Boston Herald columnist nails it, below.
Henry Louis Gates Jr. should learn restraint
Photo by Herald file
Even by his self-serving standards it would be detestable, attempting to wrap himself in the robes of a civil rights martyr, as if he’d been bloodied while marching for justice, rather than arrested for mouthing off to a cop who had ironically come to his rescue.
Whatever it was that motivated him to resurrect the ugly incident, Gates could not have exhibited poorer timing, especially for a so-called “scholar” whose expertise is history.
This is Black History Month, set aside to recall the price that was paid for freedom and progress. Even if he was kidding, Gates was still implying he deserved a niche in that pantheon of protesters who were beaten with clubs, bitten by dogs, leveled by high-pressure hoses, sacrificing their bodies for a cause they believed was bigger than themselves.
Gates? He locked himself out of his house, then became indignant and belligerent when Cambridge police Sgt. James Crowley, arriving at what he thought might have been a robbery in progress, had the temerity to ask for his identification.
That does not make the professor another Rosa Parks.
What exactly does he think those handcuffs represent? What’s the message he thinks they convey? Don’t trust the cops? Is that it?
Bad enough the rookie in the White House added fuel to the fire by concluding the Cambridge police had “acted stupidly.” But at least he had the sense to douse that fire by inviting Gates and Crowley to smoke a peace pipe in the Rose Garden.

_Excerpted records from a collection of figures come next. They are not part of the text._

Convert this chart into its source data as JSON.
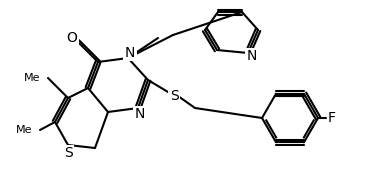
{
  "bg": "#ffffff",
  "lw": 1.5,
  "lc": "#000000",
  "fs": 9,
  "atoms": {
    "O_label": "O",
    "N1_label": "N",
    "N2_label": "N",
    "S1_label": "S",
    "S2_label": "S",
    "F_label": "F",
    "Me1_label": "Me",
    "Me2_label": "Me"
  }
}
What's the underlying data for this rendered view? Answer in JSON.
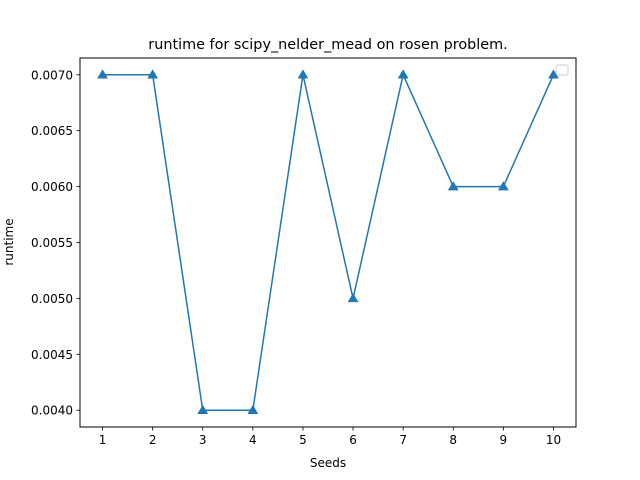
{
  "chart_data": {
    "type": "line",
    "title": "runtime for scipy_nelder_mead on rosen problem.",
    "xlabel": "Seeds",
    "ylabel": "runtime",
    "x": [
      1,
      2,
      3,
      4,
      5,
      6,
      7,
      8,
      9,
      10
    ],
    "series": [
      {
        "values": [
          0.007,
          0.007,
          0.004,
          0.004,
          0.007,
          0.005,
          0.007,
          0.006,
          0.006,
          0.007
        ],
        "color": "#1f77b4",
        "marker": "triangle-up"
      }
    ],
    "xticks": [
      "1",
      "2",
      "3",
      "4",
      "5",
      "6",
      "7",
      "8",
      "9",
      "10"
    ],
    "yticks": [
      "0.0040",
      "0.0045",
      "0.0050",
      "0.0055",
      "0.0060",
      "0.0065",
      "0.0070"
    ],
    "ytick_values": [
      0.004,
      0.0045,
      0.005,
      0.0055,
      0.006,
      0.0065,
      0.007
    ],
    "xlim": [
      0.55,
      10.45
    ],
    "ylim": [
      0.00385,
      0.00715
    ],
    "grid": false,
    "legend": "top-right (empty)"
  }
}
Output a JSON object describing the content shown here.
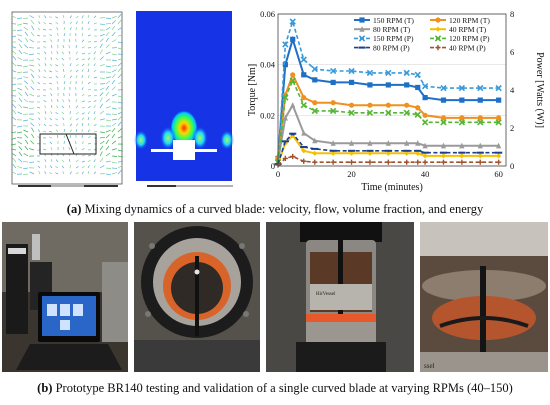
{
  "caption_a": {
    "label": "(a)",
    "text": " Mixing dynamics of a curved blade: velocity, flow, volume fraction, and energy"
  },
  "caption_b": {
    "label": "(b)",
    "text": " Prototype BR140 testing and validation of a single curved blade at varying RPMs (40–150)"
  },
  "photo_texts": {
    "beaker_brand": "HirVessel",
    "beaker_brand_2": "ssel"
  },
  "chart_data": {
    "type": "line",
    "xlabel": "Time (minutes)",
    "ylabel": "Torque  [Nm]",
    "y2label": "Power  [Watts (W)]",
    "x_ticks": [
      "0",
      "20",
      "40",
      "60"
    ],
    "y_ticks": [
      "0",
      "0.02",
      "0.04",
      "0.06"
    ],
    "y2_ticks": [
      "0",
      "2",
      "4",
      "6",
      "8"
    ],
    "xlim": [
      0,
      62
    ],
    "ylim": [
      0,
      0.06
    ],
    "y2lim": [
      0,
      8
    ],
    "x": [
      0,
      2,
      4,
      7,
      10,
      15,
      20,
      25,
      30,
      35,
      38,
      40,
      45,
      50,
      55,
      60
    ],
    "series": [
      {
        "name": "150 RPM (T)",
        "color": "#1f6fc6",
        "dash": "solid",
        "marker": "square",
        "axis": "torque",
        "values": [
          0.003,
          0.04,
          0.05,
          0.036,
          0.034,
          0.033,
          0.033,
          0.032,
          0.032,
          0.032,
          0.031,
          0.027,
          0.026,
          0.026,
          0.026,
          0.026
        ]
      },
      {
        "name": "120 RPM (T)",
        "color": "#f0901e",
        "dash": "solid",
        "marker": "circle",
        "axis": "torque",
        "values": [
          0.003,
          0.028,
          0.036,
          0.027,
          0.025,
          0.025,
          0.024,
          0.024,
          0.024,
          0.024,
          0.023,
          0.02,
          0.019,
          0.019,
          0.019,
          0.019
        ]
      },
      {
        "name": "80 RPM (T)",
        "color": "#9a9a9a",
        "dash": "solid",
        "marker": "triangle",
        "axis": "torque",
        "values": [
          0.002,
          0.019,
          0.024,
          0.013,
          0.01,
          0.009,
          0.009,
          0.009,
          0.009,
          0.009,
          0.009,
          0.008,
          0.008,
          0.008,
          0.008,
          0.008
        ]
      },
      {
        "name": "40 RPM (T)",
        "color": "#f2c200",
        "dash": "solid",
        "marker": "diamond",
        "axis": "torque",
        "values": [
          0.001,
          0.009,
          0.012,
          0.006,
          0.005,
          0.005,
          0.005,
          0.005,
          0.005,
          0.005,
          0.005,
          0.004,
          0.004,
          0.004,
          0.004,
          0.004
        ]
      },
      {
        "name": "150 RPM (P)",
        "color": "#3a9ad9",
        "dash": "dashed",
        "marker": "x",
        "axis": "power",
        "values": [
          0.2,
          6.4,
          7.6,
          5.6,
          5.1,
          5.0,
          5.0,
          4.9,
          4.9,
          4.9,
          4.8,
          4.2,
          4.1,
          4.1,
          4.1,
          4.1
        ]
      },
      {
        "name": "120 RPM (P)",
        "color": "#55b534",
        "dash": "dashed",
        "marker": "x",
        "axis": "power",
        "values": [
          0.2,
          3.6,
          4.5,
          3.2,
          2.9,
          2.9,
          2.8,
          2.8,
          2.8,
          2.8,
          2.7,
          2.3,
          2.3,
          2.3,
          2.3,
          2.3
        ]
      },
      {
        "name": "80 RPM (P)",
        "color": "#1b3f8f",
        "dash": "dashed",
        "marker": "dash",
        "axis": "power",
        "values": [
          0.1,
          1.3,
          1.7,
          1.0,
          0.9,
          0.8,
          0.8,
          0.8,
          0.8,
          0.8,
          0.8,
          0.7,
          0.7,
          0.7,
          0.7,
          0.7
        ]
      },
      {
        "name": "40 RPM (P)",
        "color": "#a0522d",
        "dash": "dashed",
        "marker": "plus",
        "axis": "power",
        "values": [
          0.05,
          0.4,
          0.5,
          0.25,
          0.2,
          0.2,
          0.2,
          0.2,
          0.2,
          0.2,
          0.2,
          0.2,
          0.2,
          0.2,
          0.2,
          0.2
        ]
      }
    ]
  }
}
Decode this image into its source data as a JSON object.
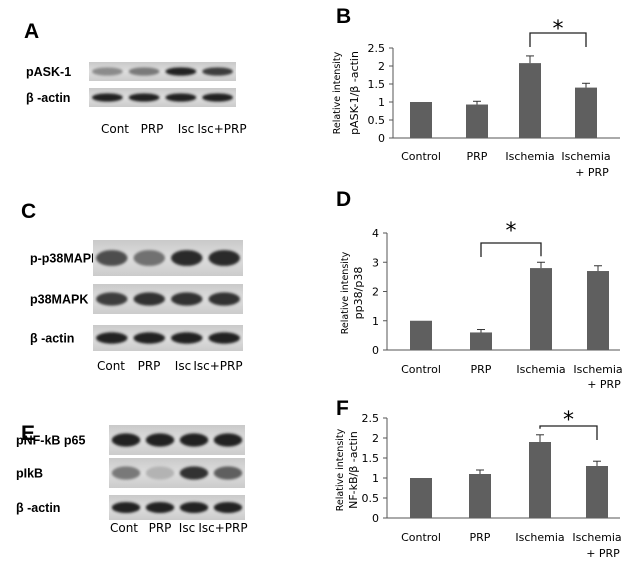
{
  "blots": [
    {
      "letter": "A",
      "bands": [
        {
          "label": "pASK-1",
          "intensity": [
            0.35,
            0.45,
            0.95,
            0.8
          ]
        },
        {
          "label": "β -actin",
          "intensity": [
            0.95,
            0.95,
            0.95,
            0.95
          ]
        }
      ],
      "lanes": [
        "Cont",
        "PRP",
        "Isc",
        "Isc+PRP"
      ]
    },
    {
      "letter": "C",
      "bands": [
        {
          "label": "p-p38MAPK",
          "intensity": [
            0.7,
            0.5,
            0.9,
            0.9
          ]
        },
        {
          "label": "p38MAPK",
          "intensity": [
            0.8,
            0.85,
            0.85,
            0.85
          ]
        },
        {
          "label": "β -actin",
          "intensity": [
            0.95,
            0.95,
            0.95,
            0.95
          ]
        }
      ],
      "lanes": [
        "Cont",
        "PRP",
        "Isc",
        "Isc+PRP"
      ]
    },
    {
      "letter": "E",
      "bands": [
        {
          "label": "pNF-kB p65",
          "intensity": [
            0.95,
            0.95,
            0.95,
            0.95
          ]
        },
        {
          "label": "pIkB",
          "intensity": [
            0.45,
            0.12,
            0.85,
            0.6
          ]
        },
        {
          "label": "β -actin",
          "intensity": [
            0.95,
            0.95,
            0.95,
            0.95
          ]
        }
      ],
      "lanes": [
        "Cont",
        "PRP",
        "Isc",
        "Isc+PRP"
      ]
    }
  ],
  "chart_data": [
    {
      "letter": "B",
      "type": "bar",
      "categories": [
        "Control",
        "PRP",
        "Ischemia",
        "Ischemia\n+ PRP"
      ],
      "values": [
        1.0,
        0.93,
        2.08,
        1.4
      ],
      "errors": [
        0,
        0.09,
        0.2,
        0.12
      ],
      "ylabel_top": "Relative intensity",
      "ylabel_bottom": "pASK-1/β -actin",
      "ylim": [
        0,
        2.5
      ],
      "yticks": [
        0,
        0.5,
        1,
        1.5,
        2,
        2.5
      ],
      "ytick_labels": [
        "0",
        "0.5",
        "1",
        "1.5",
        "2",
        "2.5"
      ],
      "significance": {
        "from": 2,
        "to": 3,
        "label": "*"
      },
      "bar_color": "#5f5f5f"
    },
    {
      "letter": "D",
      "type": "bar",
      "categories": [
        "Control",
        "PRP",
        "Ischemia",
        "Ischemia\n+ PRP"
      ],
      "values": [
        1.0,
        0.6,
        2.8,
        2.7
      ],
      "errors": [
        0,
        0.1,
        0.2,
        0.18
      ],
      "ylabel_top": "Relative intensity",
      "ylabel_bottom": "pp38/p38",
      "ylim": [
        0,
        4
      ],
      "yticks": [
        0,
        1,
        2,
        3,
        4
      ],
      "ytick_labels": [
        "0",
        "1",
        "2",
        "3",
        "4"
      ],
      "significance": {
        "from": 1,
        "to": 2,
        "label": "*"
      },
      "bar_color": "#5f5f5f"
    },
    {
      "letter": "F",
      "type": "bar",
      "categories": [
        "Control",
        "PRP",
        "Ischemia",
        "Ischemia\n+ PRP"
      ],
      "values": [
        1.0,
        1.1,
        1.9,
        1.3
      ],
      "errors": [
        0,
        0.1,
        0.18,
        0.12
      ],
      "ylabel_top": "Relative intensity",
      "ylabel_bottom": "NF-kB/β -actin",
      "ylim": [
        0,
        2.5
      ],
      "yticks": [
        0,
        0.5,
        1,
        1.5,
        2,
        2.5
      ],
      "ytick_labels": [
        "0",
        "0.5",
        "1",
        "1.5",
        "2",
        "2.5"
      ],
      "significance": {
        "from": 2,
        "to": 3,
        "label": "*"
      },
      "bar_color": "#5f5f5f"
    }
  ]
}
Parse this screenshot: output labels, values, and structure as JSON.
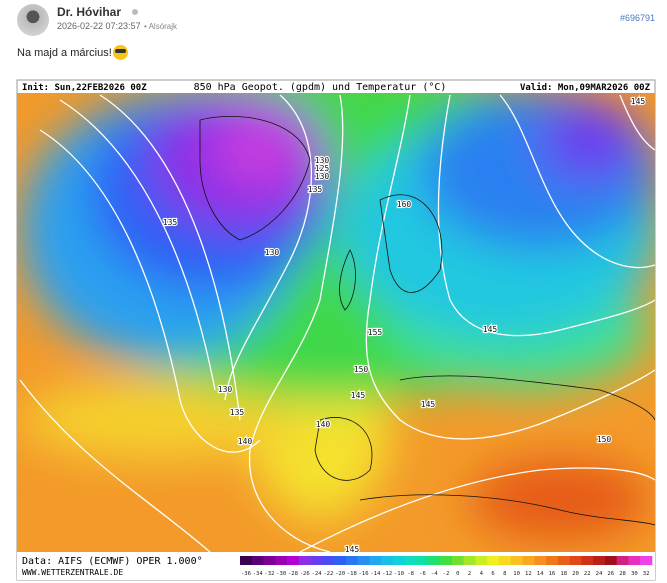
{
  "post": {
    "author": "Dr. Hóvihar",
    "timestamp": "2026-02-22 07:23:57",
    "location": "• Alsórajk",
    "post_id": "#696791",
    "text": "Na majd a március!"
  },
  "map": {
    "init": "Init: Sun,22FEB2026 00Z",
    "title": "850 hPa Geopot. (gpdm) und Temperatur (°C)",
    "valid": "Valid: Mon,09MAR2026 00Z",
    "source": "Data: AIFS (ECMWF) OPER 1.000°",
    "website": "WWW.WETTERZENTRALE.DE",
    "contour_labels": [
      135,
      130,
      125,
      130,
      135,
      160,
      130,
      130,
      135,
      140,
      140,
      145,
      150,
      155,
      145,
      145,
      150,
      145,
      145
    ],
    "legend": {
      "labels": [
        -36,
        -34,
        -32,
        -30,
        -28,
        -26,
        -24,
        -22,
        -20,
        -18,
        -16,
        -14,
        -12,
        -10,
        -8,
        -6,
        -4,
        -2,
        0,
        2,
        4,
        6,
        8,
        10,
        12,
        14,
        16,
        18,
        20,
        22,
        24,
        26,
        28,
        30,
        32
      ],
      "colors": [
        "#3b0050",
        "#5a0078",
        "#7a0096",
        "#9b00b4",
        "#b400d2",
        "#8c2ee6",
        "#6a3cf0",
        "#4a4cf5",
        "#2f5ff5",
        "#2a78f0",
        "#2a90f0",
        "#20a8f0",
        "#18c0e8",
        "#10d0d8",
        "#10dcc0",
        "#10e0a0",
        "#20e070",
        "#40e040",
        "#70e030",
        "#a0e828",
        "#c8f020",
        "#f0f020",
        "#f8d820",
        "#f8c020",
        "#f8a820",
        "#f89020",
        "#f07818",
        "#e86018",
        "#e04818",
        "#d03018",
        "#b82018",
        "#a01018",
        "#d02080",
        "#e830c0",
        "#f040e8"
      ]
    }
  }
}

Now Gates shows his thanks by blowing on the embers, and he does so in the name of black history, as if, in challenging Crowley, he had gone toe to toe with Bull Connor or Sheriff Jim Clark.
Black history is cheapened by such shameless exploitation, as it was when Ted Kennedy suggested “Robert Bork’s America is a land in which blacks would sit at segregated lunch counters.”
Courageous people were pummeled at those lunch counters for something much greater than a politician’s punch line or an academic’s ploy for absolution.
For someone who’s supposed to be a teacher, Gates still has a lot to learn, if not about history, certainly about humility.